| 4 min read |
As the COVID-19 crisis continues to affect our everyday lives, businesses have no choice but to adapt. Despite many challenges, however, there are also opportunities to implement positive changes that will last long after the pandemic.
Cisco is one example of a company driving positive talent transformation. Kelly Jones, global leader and senior talent acquisition director with Cisco, recently shared how her organization is adapting its workforce strategies to stay ahead during the pandemic and ensure ongoing success.
1. Keep your focus on business agility.
Cisco was well prepared for the sudden switch to mostly remote work since, according to Jones, many employees were equipped to work from home. This allowed a more agile response, as the company already empowered its employees with collaborative tools like Webex and had existing protocols on how to use technology.
Another crucial aspect of adapting is determining the best ways to find talent. Given the switch to remote work, Cisco leaders are more open to hiring outside their immediate locations.
As Jones says, “For both vendors and full-time employees, there has been more of an open mind around getting the best talent, versus getting the best talent in a zip code. This has unlocked the ability to make better hiring decisions.”
2. Let data guide talent strategy.
Although 81% of companies say talent analytics play a critical role in sourcing, attracting, engaging and retaining talent, the pandemic has only increased the importance of data in understanding the current talent landscape.

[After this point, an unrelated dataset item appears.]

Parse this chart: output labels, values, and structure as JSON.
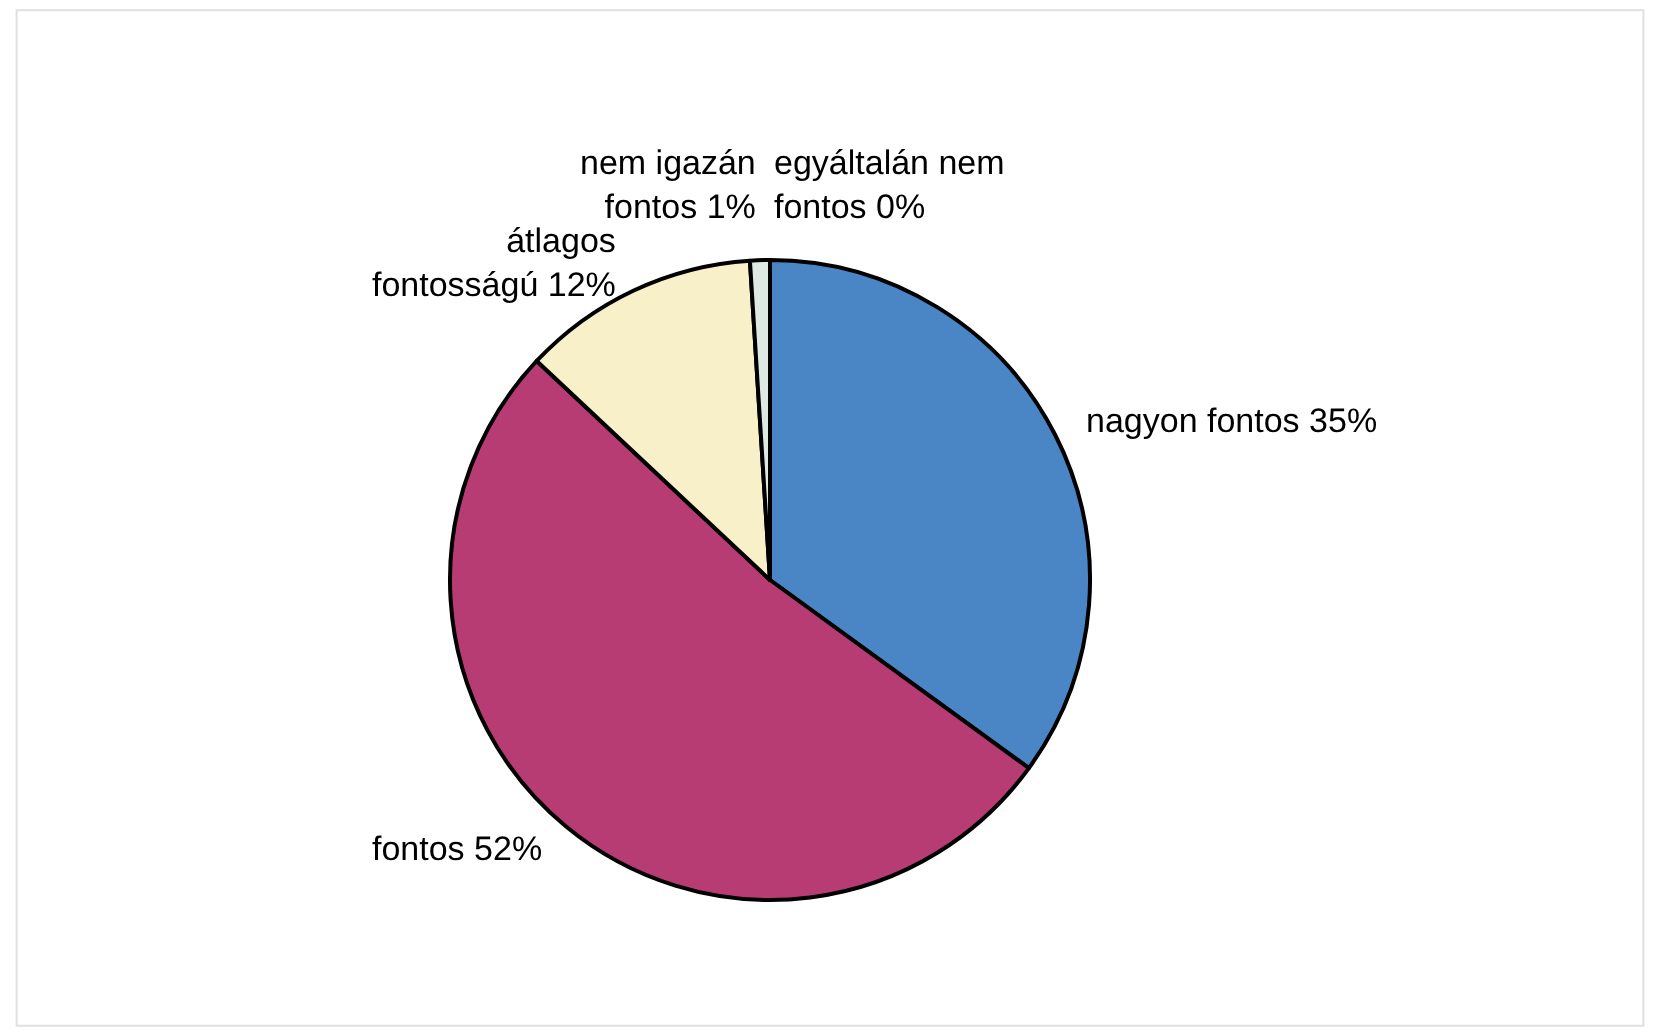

According to Jones, leveraging data such as skills mapping, talent market availability, competitors, demand intelligence, and internal and external skill analysis are crucial to understanding where you’re positioned well and where the company may need to adjust.
With a great deal of uncertainty about the long-term impact of the pandemic, companies must identify future skills that will be needed and determine whether those can be developed internally or need to be acquired.

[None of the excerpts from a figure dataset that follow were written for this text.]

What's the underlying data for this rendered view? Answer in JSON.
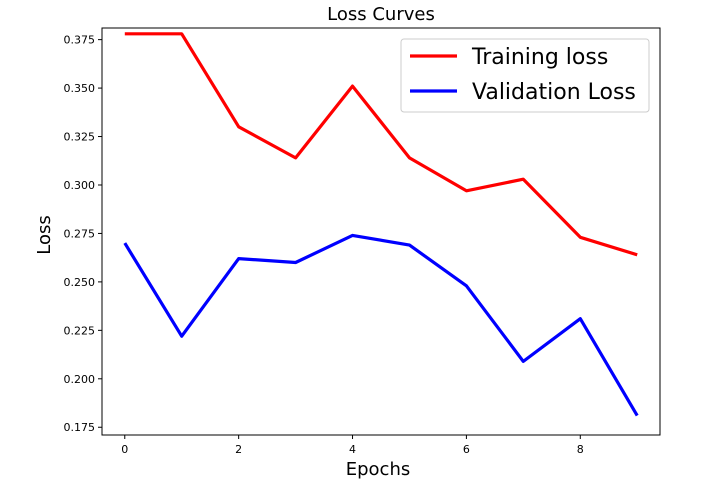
{
  "chart_data": {
    "type": "line",
    "title": "Loss Curves",
    "xlabel": "Epochs",
    "ylabel": "Loss",
    "x": [
      0,
      1,
      2,
      3,
      4,
      5,
      6,
      7,
      8,
      9
    ],
    "xlim": [
      -0.4,
      9.4
    ],
    "ylim": [
      0.171,
      0.381
    ],
    "xticks": [
      0,
      2,
      4,
      6,
      8
    ],
    "yticks": [
      0.175,
      0.2,
      0.225,
      0.25,
      0.275,
      0.3,
      0.325,
      0.35,
      0.375
    ],
    "ytick_labels": [
      "0.175",
      "0.200",
      "0.225",
      "0.250",
      "0.275",
      "0.300",
      "0.325",
      "0.350",
      "0.375"
    ],
    "grid": false,
    "legend_position": "top-right",
    "series": [
      {
        "name": "Training loss",
        "color": "#ff0000",
        "values": [
          0.378,
          0.378,
          0.33,
          0.314,
          0.351,
          0.314,
          0.297,
          0.303,
          0.273,
          0.264
        ]
      },
      {
        "name": "Validation Loss",
        "color": "#0000ff",
        "values": [
          0.27,
          0.222,
          0.262,
          0.26,
          0.274,
          0.269,
          0.248,
          0.209,
          0.231,
          0.181
        ]
      }
    ]
  }
}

3. Maintain workplace culture in a new reality.
The sudden shift to remote work had the potential to upend a company’s culture, but Cisco implemented several initiatives to build and strengthen connections. These include weekly check-ins from leadership across the entire ecosystem – full time employees and contractors alike – to keep the teams informed and educated. Leaders are encouraged to lead with empathy, understanding the challenges the current situation has had on everyone mentally, physically and emotionally.
Jones says, “We really tried to focus our culture on care. Care for our employees – our entire ecosystem of both employees and vendors – and care for our customers. We made a big pivot to making sure everyone is OK.”
With work and life more intertwined than ever, leaders should make workers feel comfortable and humanize the experience. That may mean meeting your employees with support and understanding when their kids barge into the room during a meeting, or providing the flexibility that someone needs to care for at-risk family members.
4. HR tech is critical — for business continuity and the talent experience.
To further enhance culture during what can be an isolating time, it’s critical to ensure workers still feel the human touch – and HR technology can help. For instance, Cisco has expanded its internal use of Webex: leveraging the tool for more than before. The company has conducted baby showers and happy hours, for example, to provide a chance for colleagues to connect beyond the regular work meetings.
In terms of business continuity, technology is essential. According to Jones, Cisco’s recruiting events are now conducted virtually, which actually enables them to connect with more candidates than a live, in-person event.
And while many companies have canceled their summer internship programs, Cisco has still welcomed about 1,500 student interns. They’re working 100% remotely, but they’re learning valuable experiences and technology that will help them in their future careers.
5. Reassess upskilling priorities.
Equipping current employees and contractors with in-demand skills can help navigate an uncertain future. Cisco does this through both top-down and bottom-up approaches. The former is done by exposing employees to opportunities that allow them to gain experience and learn through work. The latter focuses on supporting employees in their journey to learn what they believe will help them.
In both instances, weekly check-ins with managers are critical. During these meetings, employees are asked if they are using their strengths, and if they feel they are contributing value to the organization. These questions are a great indicator of their engagement and help identify when an employee can benefit from new learning.
6. Manage employer brand during a pandemic.
Despite the challenging times, it’s important to maintain a strong employer brand to help attract needed candidates. Cisco addresses this by focusing on how the employee experience has changed. They are highlighting Webex celebrations, showcasing how an employee uses an ironing board as a standing desk, and featuring blogs about employees’ kids and pets, who are now their co-workers.
At the same time, Cisco is also highlighting its goals to advance social justice and the steps it is taking to build a more inclusive culture for all.
Preparing for a new normal at work.
Although much uncertainty remains, one thing is clear: when the virus is eradicated, work may never go back to “normal.” Instead, there will be a new normal encompassing the traditional aspects of work alongside the lessons and new strategies learned throughout the pandemic.
Organizations like Cisco that are successful in rapidly adapting, leveraging data, and maintaining a strong brand and talent experience will be better positioned for whatever the future has in store.